Cette décision judiciaire fait suite à un dialogue social inexistant depuis le début de l'épidémie, et des prises de décisions qualifiées « d'unilatérales » . Pourtant, à partir du 17 mars, date des premiers signalements des syndicats, les alertes se sont succédé pour Amazon. L'épidémie s'est progressivement propagée dans les dépôts avec d'abord des symptômes, puis des quarantaines, des cas avérés et même un état grave, placé en réanimation. Ensuite, il y a eu des grèves et des taux d'absentéisme avoisinant les 50% chez les employés en CDI, dont plusieurs centaines ont fait valoir leur droit de retrait.

Faire reconnaître les droits de retrait

Puis il y a eu le volet judiciaire. Sud-Solidaires a transmis onze dossiers de salariés au tribunal des prud’hommes de Nanterre afin que leur droit de retrait soit reconnu. Fin mars, une procédure collective en référé a également été déposée devant les prud’hommes de Douai par la CGT et la CFDT, pour le même motif (1). La direction d'Amazon a effectivement indiqué qu’elle ne souhaitait pas verser les salaires des travailleurs ayant exercé ce droit - cela représente quelque 300 personnes sur le site nordiste de Lauwin-Planque, près de Douai, selon l’inspection du travail - au titre qu’elle ne les mettait pas en danger. Pourtant, les alertes pour danger grave et imminent (DGI) s’enchaînent dans les instances représentatives du personnel.

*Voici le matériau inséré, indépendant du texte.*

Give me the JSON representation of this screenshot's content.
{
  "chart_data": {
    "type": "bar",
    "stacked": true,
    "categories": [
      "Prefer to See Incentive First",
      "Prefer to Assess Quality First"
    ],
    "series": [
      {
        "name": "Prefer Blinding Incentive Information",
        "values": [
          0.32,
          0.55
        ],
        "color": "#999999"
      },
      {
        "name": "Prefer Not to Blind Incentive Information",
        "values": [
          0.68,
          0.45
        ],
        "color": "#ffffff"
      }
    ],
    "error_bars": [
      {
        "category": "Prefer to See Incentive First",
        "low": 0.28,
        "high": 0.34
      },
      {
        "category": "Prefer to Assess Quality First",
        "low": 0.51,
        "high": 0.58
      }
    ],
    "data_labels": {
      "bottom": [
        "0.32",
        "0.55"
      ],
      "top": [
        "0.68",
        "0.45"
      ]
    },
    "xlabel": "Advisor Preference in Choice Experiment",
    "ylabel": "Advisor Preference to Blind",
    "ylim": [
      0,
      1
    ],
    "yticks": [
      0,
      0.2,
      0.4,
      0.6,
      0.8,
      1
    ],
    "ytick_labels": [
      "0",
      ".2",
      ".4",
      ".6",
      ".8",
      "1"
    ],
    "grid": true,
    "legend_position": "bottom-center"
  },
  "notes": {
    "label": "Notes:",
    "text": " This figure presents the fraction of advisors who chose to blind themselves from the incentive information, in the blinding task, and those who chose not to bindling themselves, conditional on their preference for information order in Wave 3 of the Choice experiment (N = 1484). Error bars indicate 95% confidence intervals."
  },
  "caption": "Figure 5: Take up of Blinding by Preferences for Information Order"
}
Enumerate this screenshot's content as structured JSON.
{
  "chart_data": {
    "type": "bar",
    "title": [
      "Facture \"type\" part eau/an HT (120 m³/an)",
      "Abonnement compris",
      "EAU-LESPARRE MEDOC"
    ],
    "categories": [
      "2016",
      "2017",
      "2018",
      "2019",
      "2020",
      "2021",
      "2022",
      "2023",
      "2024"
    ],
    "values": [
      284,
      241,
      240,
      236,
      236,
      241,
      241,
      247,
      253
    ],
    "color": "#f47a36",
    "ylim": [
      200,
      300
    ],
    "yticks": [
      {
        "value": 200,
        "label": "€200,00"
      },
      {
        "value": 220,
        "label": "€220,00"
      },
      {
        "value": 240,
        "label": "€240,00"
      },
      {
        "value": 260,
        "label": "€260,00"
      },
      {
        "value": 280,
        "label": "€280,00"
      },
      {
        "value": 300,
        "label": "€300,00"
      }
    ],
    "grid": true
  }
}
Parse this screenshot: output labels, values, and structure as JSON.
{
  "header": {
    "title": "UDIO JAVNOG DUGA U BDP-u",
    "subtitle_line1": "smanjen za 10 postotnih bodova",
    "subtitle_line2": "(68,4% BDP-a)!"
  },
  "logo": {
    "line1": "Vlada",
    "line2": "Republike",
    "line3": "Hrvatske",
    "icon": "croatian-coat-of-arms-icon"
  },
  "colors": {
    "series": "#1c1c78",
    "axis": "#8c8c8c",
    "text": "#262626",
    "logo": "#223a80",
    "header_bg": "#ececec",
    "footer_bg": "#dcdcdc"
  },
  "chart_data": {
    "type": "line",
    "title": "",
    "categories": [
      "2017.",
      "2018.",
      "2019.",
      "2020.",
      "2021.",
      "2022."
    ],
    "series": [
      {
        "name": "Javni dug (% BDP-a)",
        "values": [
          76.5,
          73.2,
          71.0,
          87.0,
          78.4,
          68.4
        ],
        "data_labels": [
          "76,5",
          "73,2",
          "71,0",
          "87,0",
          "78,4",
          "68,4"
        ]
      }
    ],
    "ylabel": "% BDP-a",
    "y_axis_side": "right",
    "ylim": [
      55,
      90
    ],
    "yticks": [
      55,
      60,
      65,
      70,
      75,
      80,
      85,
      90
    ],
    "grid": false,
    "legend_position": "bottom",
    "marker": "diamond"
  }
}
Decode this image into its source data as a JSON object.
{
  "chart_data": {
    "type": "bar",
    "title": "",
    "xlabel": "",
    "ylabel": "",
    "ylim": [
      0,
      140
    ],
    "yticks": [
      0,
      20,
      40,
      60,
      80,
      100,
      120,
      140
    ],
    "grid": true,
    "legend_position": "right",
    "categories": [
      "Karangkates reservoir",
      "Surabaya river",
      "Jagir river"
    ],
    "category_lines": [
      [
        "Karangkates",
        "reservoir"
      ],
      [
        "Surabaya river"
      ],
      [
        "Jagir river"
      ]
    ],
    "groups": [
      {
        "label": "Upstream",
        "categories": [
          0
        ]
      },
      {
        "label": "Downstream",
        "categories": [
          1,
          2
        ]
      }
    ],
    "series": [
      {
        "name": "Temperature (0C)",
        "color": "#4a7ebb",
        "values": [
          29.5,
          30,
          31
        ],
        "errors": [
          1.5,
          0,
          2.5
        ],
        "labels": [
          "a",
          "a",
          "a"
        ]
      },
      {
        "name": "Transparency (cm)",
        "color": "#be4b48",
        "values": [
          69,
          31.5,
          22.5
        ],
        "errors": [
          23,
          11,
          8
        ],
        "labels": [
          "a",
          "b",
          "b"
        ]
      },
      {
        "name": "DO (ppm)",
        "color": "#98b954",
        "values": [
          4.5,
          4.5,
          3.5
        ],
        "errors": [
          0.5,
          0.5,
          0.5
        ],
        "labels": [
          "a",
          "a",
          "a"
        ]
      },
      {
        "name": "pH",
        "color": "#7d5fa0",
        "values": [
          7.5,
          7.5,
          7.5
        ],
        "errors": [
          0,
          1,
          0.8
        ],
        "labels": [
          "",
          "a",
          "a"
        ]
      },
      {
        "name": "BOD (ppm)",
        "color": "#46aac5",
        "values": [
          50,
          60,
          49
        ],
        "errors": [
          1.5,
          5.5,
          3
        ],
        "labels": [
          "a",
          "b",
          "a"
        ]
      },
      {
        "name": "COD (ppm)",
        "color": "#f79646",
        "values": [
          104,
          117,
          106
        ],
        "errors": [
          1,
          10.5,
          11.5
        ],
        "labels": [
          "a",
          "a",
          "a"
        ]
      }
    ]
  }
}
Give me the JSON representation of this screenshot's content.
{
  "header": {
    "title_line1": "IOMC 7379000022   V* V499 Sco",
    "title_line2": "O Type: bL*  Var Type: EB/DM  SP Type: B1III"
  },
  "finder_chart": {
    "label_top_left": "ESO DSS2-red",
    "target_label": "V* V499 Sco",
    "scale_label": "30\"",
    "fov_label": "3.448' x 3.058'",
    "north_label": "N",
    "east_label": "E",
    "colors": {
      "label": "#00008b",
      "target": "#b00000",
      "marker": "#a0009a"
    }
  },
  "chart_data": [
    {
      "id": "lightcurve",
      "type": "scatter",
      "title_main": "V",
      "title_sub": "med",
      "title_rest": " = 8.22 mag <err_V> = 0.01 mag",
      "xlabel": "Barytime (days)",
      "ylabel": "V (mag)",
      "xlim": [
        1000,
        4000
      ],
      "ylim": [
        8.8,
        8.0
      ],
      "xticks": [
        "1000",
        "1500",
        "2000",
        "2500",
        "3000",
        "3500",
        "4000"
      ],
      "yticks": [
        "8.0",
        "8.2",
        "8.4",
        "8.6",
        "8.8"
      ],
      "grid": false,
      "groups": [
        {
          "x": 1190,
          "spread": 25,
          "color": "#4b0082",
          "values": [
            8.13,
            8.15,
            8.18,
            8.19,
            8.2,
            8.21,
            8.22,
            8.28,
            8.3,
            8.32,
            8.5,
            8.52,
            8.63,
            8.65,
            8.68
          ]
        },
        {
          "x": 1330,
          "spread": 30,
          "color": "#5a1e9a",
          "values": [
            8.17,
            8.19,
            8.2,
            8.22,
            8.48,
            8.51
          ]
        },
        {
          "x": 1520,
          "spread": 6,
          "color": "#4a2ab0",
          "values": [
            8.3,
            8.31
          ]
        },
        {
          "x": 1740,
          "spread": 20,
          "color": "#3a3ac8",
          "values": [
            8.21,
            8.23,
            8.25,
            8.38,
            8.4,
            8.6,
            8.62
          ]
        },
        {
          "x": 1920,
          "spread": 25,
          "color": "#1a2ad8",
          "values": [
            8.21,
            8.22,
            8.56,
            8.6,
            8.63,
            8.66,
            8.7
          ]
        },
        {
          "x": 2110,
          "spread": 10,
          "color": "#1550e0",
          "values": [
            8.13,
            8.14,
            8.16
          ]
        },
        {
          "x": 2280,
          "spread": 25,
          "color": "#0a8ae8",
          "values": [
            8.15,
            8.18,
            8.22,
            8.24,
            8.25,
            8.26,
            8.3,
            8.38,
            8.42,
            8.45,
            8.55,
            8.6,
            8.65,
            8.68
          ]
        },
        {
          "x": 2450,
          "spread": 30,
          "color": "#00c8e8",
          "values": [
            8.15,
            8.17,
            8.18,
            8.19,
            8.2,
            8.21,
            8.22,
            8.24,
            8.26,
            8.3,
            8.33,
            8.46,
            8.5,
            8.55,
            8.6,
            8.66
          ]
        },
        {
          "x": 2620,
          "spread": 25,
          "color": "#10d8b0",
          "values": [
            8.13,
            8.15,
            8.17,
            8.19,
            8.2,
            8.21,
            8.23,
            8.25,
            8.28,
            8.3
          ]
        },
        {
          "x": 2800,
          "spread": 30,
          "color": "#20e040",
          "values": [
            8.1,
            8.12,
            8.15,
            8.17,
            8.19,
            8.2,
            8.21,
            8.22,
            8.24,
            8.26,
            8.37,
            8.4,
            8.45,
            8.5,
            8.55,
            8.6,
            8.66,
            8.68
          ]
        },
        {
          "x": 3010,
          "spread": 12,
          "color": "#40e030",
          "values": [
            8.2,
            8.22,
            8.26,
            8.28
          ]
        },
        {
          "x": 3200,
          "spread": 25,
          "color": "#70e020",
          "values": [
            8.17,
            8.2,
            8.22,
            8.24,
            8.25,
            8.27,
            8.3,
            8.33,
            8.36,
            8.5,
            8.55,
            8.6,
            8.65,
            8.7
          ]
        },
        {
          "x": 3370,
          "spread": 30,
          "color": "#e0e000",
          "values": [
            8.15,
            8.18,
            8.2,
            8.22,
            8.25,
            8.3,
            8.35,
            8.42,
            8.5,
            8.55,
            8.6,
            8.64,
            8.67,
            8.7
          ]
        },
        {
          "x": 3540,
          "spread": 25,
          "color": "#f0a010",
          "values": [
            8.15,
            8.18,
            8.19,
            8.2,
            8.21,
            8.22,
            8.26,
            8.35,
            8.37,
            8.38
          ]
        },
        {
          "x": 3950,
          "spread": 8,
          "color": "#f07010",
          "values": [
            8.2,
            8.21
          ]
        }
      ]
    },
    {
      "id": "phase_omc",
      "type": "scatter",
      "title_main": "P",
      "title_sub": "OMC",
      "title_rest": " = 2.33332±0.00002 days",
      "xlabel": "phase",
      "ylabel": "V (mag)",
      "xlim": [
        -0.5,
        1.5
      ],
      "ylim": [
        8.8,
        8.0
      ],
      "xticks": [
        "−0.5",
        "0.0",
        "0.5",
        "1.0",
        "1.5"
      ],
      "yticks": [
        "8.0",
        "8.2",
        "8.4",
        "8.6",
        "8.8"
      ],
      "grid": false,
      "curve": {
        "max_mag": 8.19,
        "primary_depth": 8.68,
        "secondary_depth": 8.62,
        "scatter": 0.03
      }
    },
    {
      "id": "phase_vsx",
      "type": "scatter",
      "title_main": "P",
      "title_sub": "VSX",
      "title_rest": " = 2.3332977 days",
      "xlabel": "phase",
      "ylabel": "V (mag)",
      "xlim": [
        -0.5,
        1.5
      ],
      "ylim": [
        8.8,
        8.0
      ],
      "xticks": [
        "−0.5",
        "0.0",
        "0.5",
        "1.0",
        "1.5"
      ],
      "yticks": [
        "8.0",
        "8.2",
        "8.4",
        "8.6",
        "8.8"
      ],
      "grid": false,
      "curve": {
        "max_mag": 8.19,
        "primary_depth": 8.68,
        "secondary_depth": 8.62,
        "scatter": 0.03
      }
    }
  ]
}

Plainte pour mise en danger d'autrui

Le 31 mars dernier, l’union locale de la CGT à Douai a même porté plainte contre X au pénal pour « mise en danger d’autrui ». Une enquête qui « prendra du temps », reconnaît Yves Quignon, secrétaire général de l'Union locale CGT du Douaisis, même si elle a permis de mettre la pression sur l’entreprise.

Cette nouvelle plainte de Sud-Solidaires visait cette fois d'avoir une réaction rapide du groupe américain et surtout à « compléter les remarques faites par l’inspection du travail ». Suite à plusieurs visites de terrain, des mises en demeure pour cinq sites ont été formulées début avril. Pour Laurent Degousée, « elles justifient la légitimité des droits de retrait ». Vendredi dernier, le ministère du travail indiquait à l'AFP que trois d’entre elles avaient été levées, comme à Lauwin-Planque, où l’inspecteur pointe toutefois des manquements et incite à la prise en compte des remontés de terrain faites par les représentants du personnel.

(1) Une audience est prévue le 21 avril prochain.